Audit Setup: How We Ran the Visibility Check
We ran the same question set weekly across multiple assistants and tracked whether each answer matched the client's official product pages.
- Prompt Families: Pricing, feature comparisons, alternatives, and implementation questions.
- Brand Mentions: Exact brand name, abbreviated name, and category-level prompts.
- Verification Method: Every claim validated against canonical docs and changelog pages.
- Scorecard: Accurate, partially accurate, or incorrect for each answer.
What We Found
The models were not "inventing" at random. Most errors came from conflicting public footprints.
Error Pattern 1: Feature Conflation
In comparison prompts, assistants merged features from competitors into the client product.
Error Pattern 2: Legacy Pricing
Answers referenced outdated pricing from old screenshots and third-party roundups.
Error Pattern 3: Positioning Drift
The brand was described as a generic marketing tool instead of an AI visibility specialist.
Why These Errors Happen
- Fragmented Sources: Old landing pages, stale directory listings, and recycled blog summaries. - Weak Canonical Signals: Missing structured data and inconsistent internal linking. - Sparse Citation Anchors: Few trusted pages clearly stating who the brand serves and what outcomes it delivers.
The Remediation Sprint
We executed a four-week GEO correction plan focused on clarity and repeatability.

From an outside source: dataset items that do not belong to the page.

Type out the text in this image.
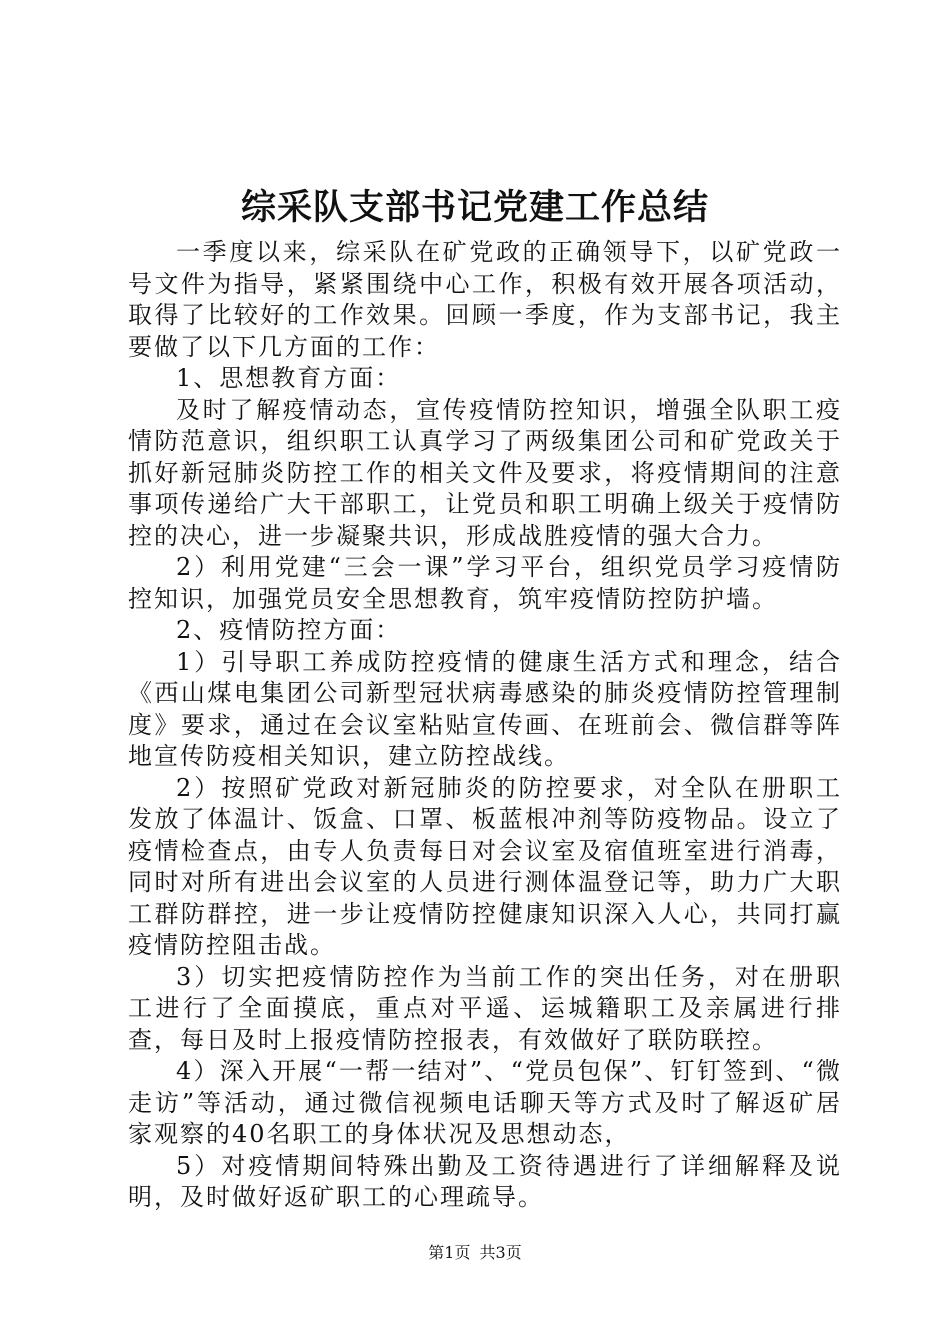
综采队支部书记党建工作总结

一季度以来，综采队在矿党政的正确领导下，以矿党政一号文件为指导，紧紧围绕中心工作，积极有效开展各项活动，取得了比较好的工作效果。回顾一季度，作为支部书记，我主要做了以下几方面的工作：

1、思想教育方面：

及时了解疫情动态，宣传疫情防控知识，增强全队职工疫情防范意识，组织职工认真学习了两级集团公司和矿党政关于抓好新冠肺炎防控工作的相关文件及要求，将疫情期间的注意事项传递给广大干部职工，让党员和职工明确上级关于疫情防控的决心，进一步凝聚共识，形成战胜疫情的强大合力。

2）利用党建“三会一课”学习平台，组织党员学习疫情防控知识，加强党员安全思想教育，筑牢疫情防控防护墙。

2、疫情防控方面：

1）引导职工养成防控疫情的健康生活方式和理念，结合《西山煤电集团公司新型冠状病毒感染的肺炎疫情防控管理制度》要求，通过在会议室粘贴宣传画、在班前会、微信群等阵地宣传防疫相关知识，建立防控战线。

2）按照矿党政对新冠肺炎的防控要求，对全队在册职工发放了体温计、饭盒、口罩、板蓝根冲剂等防疫物品。设立了疫情检查点，由专人负责每日对会议室及宿值班室进行消毒，同时对所有进出会议室的人员进行测体温登记等，助力广大职工群防群控，进一步让疫情防控健康知识深入人心，共同打赢疫情防控阻击战。

3）切实把疫情防控作为当前工作的突出任务，对在册职工进行了全面摸底，重点对平遥、运城籍职工及亲属进行排查，每日及时上报疫情防控报表，有效做好了联防联控。

4）深入开展“一帮一结对”、“党员包保”、钉钉签到、“微走访”等活动，通过微信视频电话聊天等方式及时了解返矿居家观察的40名职工的身体状况及思想动态，

5）对疫情期间特殊出勤及工资待遇进行了详细解释及说明，及时做好返矿职工的心理疏导。

第1页 共3页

Week 1: Canonical Source Consolidation
- Single Source Pages: Rebuilt service and pricing pages so every core fact had one canonical URL. - Message Alignment: Standardized product naming and category language across site pages.

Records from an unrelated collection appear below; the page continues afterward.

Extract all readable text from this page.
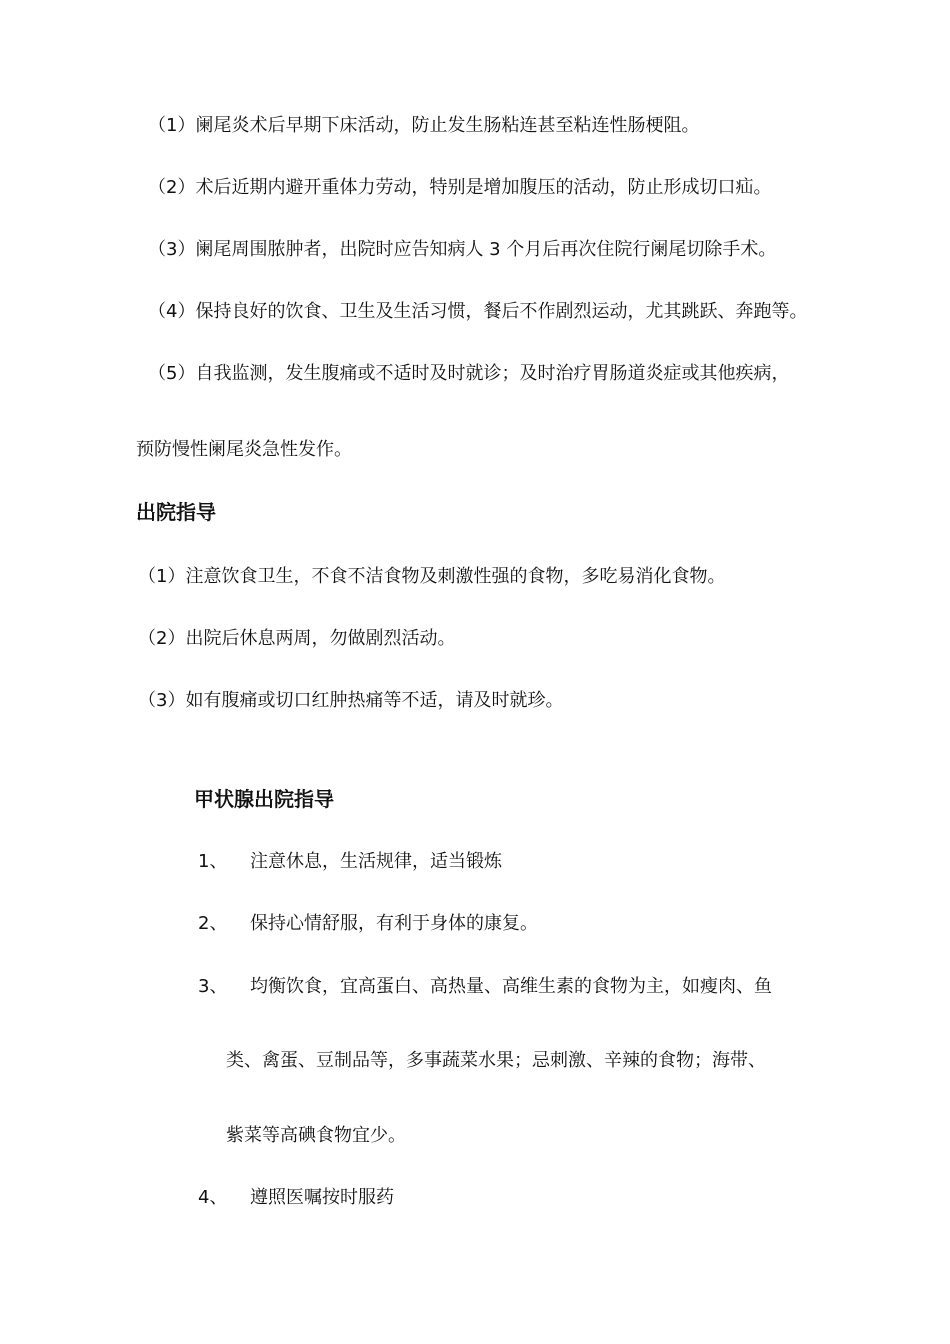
（1）阑尾炎术后早期下床活动，防止发生肠粘连甚至粘连性肠梗阻。
（2）术后近期内避开重体力劳动，特别是增加腹压的活动，防止形成切口疝。
（3）阑尾周围脓肿者，出院时应告知病人 3 个月后再次住院行阑尾切除手术。
（4）保持良好的饮食、卫生及生活习惯，餐后不作剧烈运动，尤其跳跃、奔跑等。
（5）自我监测，发生腹痛或不适时及时就诊；及时治疗胃肠道炎症或其他疾病，
预防慢性阑尾炎急性发作。
出院指导
（1）注意饮食卫生，不食不洁食物及刺激性强的食物，多吃易消化食物。
（2）出院后休息两周，勿做剧烈活动。
（3）如有腹痛或切口红肿热痛等不适，请及时就珍。
甲状腺出院指导
1、 注意休息，生活规律，适当锻炼
2、 保持心情舒服，有利于身体的康复。
3、 均衡饮食，宜高蛋白、高热量、高维生素的食物为主，如瘦肉、鱼
类、禽蛋、豆制品等，多事蔬菜水果；忌刺激、辛辣的食物；海带、
紫菜等高碘食物宜少。
4、 遵照医嘱按时服药
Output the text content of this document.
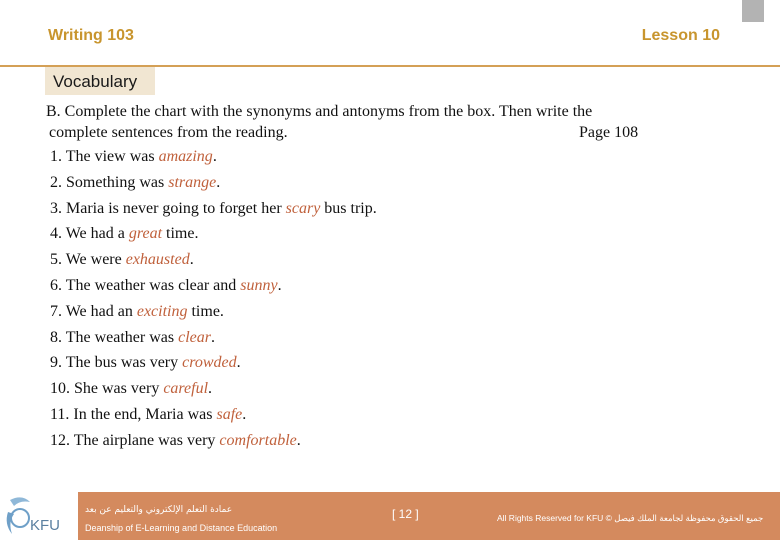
Writing 103	Lesson 10
Vocabulary
B. Complete the chart with the synonyms and antonyms from the box. Then write the
complete sentences from the reading.	Page 108
1. The view was amazing.
2. Something was strange.
3. Maria is never going to forget her scary bus trip.
4. We had a great time.
5. We were exhausted.
6. The weather was clear and sunny.
7. We had an exciting time.
8. The weather was clear.
9. The bus was very crowded.
10. She was very careful.
11. In the end, Maria was safe.
12. The airplane was very comfortable.
KFU
عمادة التعلم الإلكتروني والتعليم عن بعد
Deanship of E-Learning and Distance Education
[ 12 ]	All Rights Reserved for KFU © جميع الحقوق محفوظة لجامعة الملك فيصل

Week 2: Structured Data Upgrade
- Schema Layers: Added Organization, Service, FAQPage, and BlogPosting schema where relevant. - Entity Linking: Connected service pages to supporting educational content and case studies.
Week 3: Authority Content Expansion
- Evidence Articles: Published detailed explainers with definitions, examples, and implementation steps. - Internal Link Paths: Built clear topic clusters around AI visibility, hallucination prevention, and brand monitoring.
Week 4: Prompt Regression Testing
- Repeat Tests: Re-ran the same query library to measure claim accuracy changes. - Gap Tracking: Logged recurring edge-case prompts for ongoing monthly updates.
Results and Business Impact
By the end of the sprint, answer quality improved from mixed to consistently reliable for high-intent queries.
- Sales Calls Improved: Fewer objections caused by wrong feature assumptions.
- Faster Evaluation: Prospects arrived with better context and more accurate expectations.
- Brand Trust Lift: Mentions aligned with the brand's real positioning and outcomes.
Replicable Framework for Other Teams
If your brand is seeing AI misinformation, start with this sequence:
- Build a prompt set tied to real buyer questions.
- Score answer accuracy weekly, not once.
- Consolidate facts onto canonical URLs.
- Add schema and explicit internal linking.
- Publish corrective content where confusion is highest.
Conclusion
AI search errors are not just a content problem; they are a revenue and trust problem. Brands that treat GEO as a continuous quality process can prevent misinformation, protect conversion rates, and improve how often they are recommended.